- Born: June 14, 1913 Asbury Park, New Jersey
- Died: 1958 (aged 44–45)
- Other names: Teiko Ono, Tei Ko
- Occupation: Dancer
- Known for: Folk Dance
- Spouse: Yuji Ito (married 1932)
- Children: Teiji Ito; Genji Ito; Teimoc Johnston-Ono;

= Teiko Ito =

American-born dancer

Teiko Ito (Teiko Ono, 1913–1958) was an American-born dancer who performed interpretations of European and Asian folk dances.

== Personal life ==
Born Teiko (sometimes spelled Tai-ko) Winifred Ono in New Jersey to Japanese parents, she spent part of her childhood in Asia. In 1932, in New York, she married Yuji Ito, a musician and theatrical designer. He designed props, scenery, and costumes for her productions as well as for many others, including the costumes of the Tin man, Cowardly Lion and Scarecrow for The Wizard of Oz. Many of Yuji's family members were dancers, performers, and musicians in both Japan and the United States. Yuji's brother Michio Ito was a dancer, and his cousin Jerry Ito was an actor. After marrying, Teiko and Yuji spent time touring and performing in Asia. They had their first son, Teiji Ito in 1935, while living in Tokyo.

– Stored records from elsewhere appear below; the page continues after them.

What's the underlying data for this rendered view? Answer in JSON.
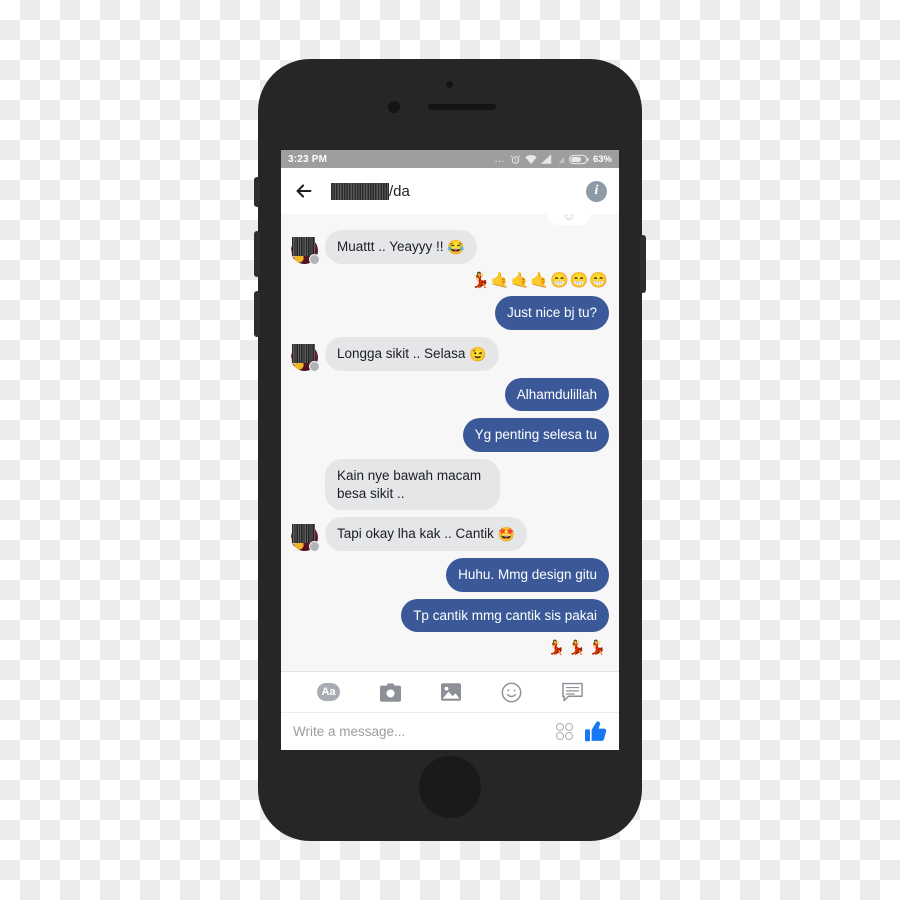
{
  "device": {
    "frame_color": "#262626",
    "home_button": "home-button",
    "buttons": [
      "silent-switch",
      "volume-down",
      "volume-up",
      "power"
    ]
  },
  "status_bar": {
    "time": "3:23 PM",
    "battery_percent": "63%",
    "icons": [
      "more-dots-icon",
      "alarm-clock-icon",
      "wifi-icon",
      "signal-bars-icon",
      "signal-bars-secondary-icon",
      "battery-icon"
    ],
    "background_color": "#9e9e9e"
  },
  "header": {
    "back_label": "back-arrow",
    "title_redacted": true,
    "title_suffix": "/da",
    "info_label": "i"
  },
  "chat": {
    "background_color": "#f7f7f7",
    "bubble_in_color": "#e4e6e8",
    "bubble_out_color": "#3b5998",
    "partial_top_bubble_emoji": "☺",
    "messages": [
      {
        "side": "in",
        "text": "Muattt .. Yeayyy !!",
        "emoji": "😂",
        "avatar": true
      },
      {
        "side": "out",
        "type": "emoji",
        "text": "💃🤙🤙🤙😁😁😁"
      },
      {
        "side": "out",
        "text": "Just nice bj tu?"
      },
      {
        "side": "in",
        "text": "Longga sikit .. Selasa",
        "emoji": "😉",
        "avatar": true
      },
      {
        "side": "out",
        "text": "Alhamdulillah"
      },
      {
        "side": "out",
        "text": "Yg penting selesa tu"
      },
      {
        "side": "in",
        "text": "Kain nye bawah macam besa sikit ..",
        "avatar": false
      },
      {
        "side": "in",
        "text": "Tapi okay lha kak .. Cantik",
        "emoji": "🤩",
        "avatar": true
      },
      {
        "side": "out",
        "text": "Huhu. Mmg design gitu"
      },
      {
        "side": "out",
        "text": "Tp cantik mmg cantik sis pakai"
      },
      {
        "side": "out",
        "type": "emoji",
        "text": "💃💃💃"
      }
    ]
  },
  "composer": {
    "tools": [
      {
        "name": "text-format-button",
        "label": "Aa"
      },
      {
        "name": "camera-button",
        "label": ""
      },
      {
        "name": "photo-gallery-button",
        "label": ""
      },
      {
        "name": "emoji-button",
        "label": ""
      },
      {
        "name": "sticker-button",
        "label": ""
      }
    ],
    "input_placeholder": "Write a message...",
    "input_value": "",
    "like_color": "#1877f2"
  }
}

In 1941, six months before the attack on Pearl Harbor, the family emigrated from Tokyo to the United States. To avoid forced internment during World War II, Teiko adopted the name Tei Ko (sometimes Tei-Ko), and dropped “Ito.” This allowed her to pass as Korean, and to continue performing across the United States throughout the war.

Teiji became a composer for theater and film. He died in 1982. Teiko had two other sons, Genji Ito (1946–2001), a resident composer at La Mama Theater, and Teimoc Johnston-Ono (1955-), an Olympic judo competitor and instructor.

== Career ==
Teiko studied the dance traditions of China, Korea, Java, Bali, Burman, Thailand, and Japan. In the 1920s, while living on the West Coast, she founded her own dance troupe, which toured and performed throughout Asia. After returning to America, she performed interpretations of Asian dances for American audiences, including at the Museum of Natural History. Teiko often performed in costumes associated with cultures she represented, including ornate headdresses and kimonos. Some pieces from her collection of clothing are now part of the collection at the Metropolitan Museum of Art. Teiko also taught dance, including to the dancers Michiko Iseri and La Meri.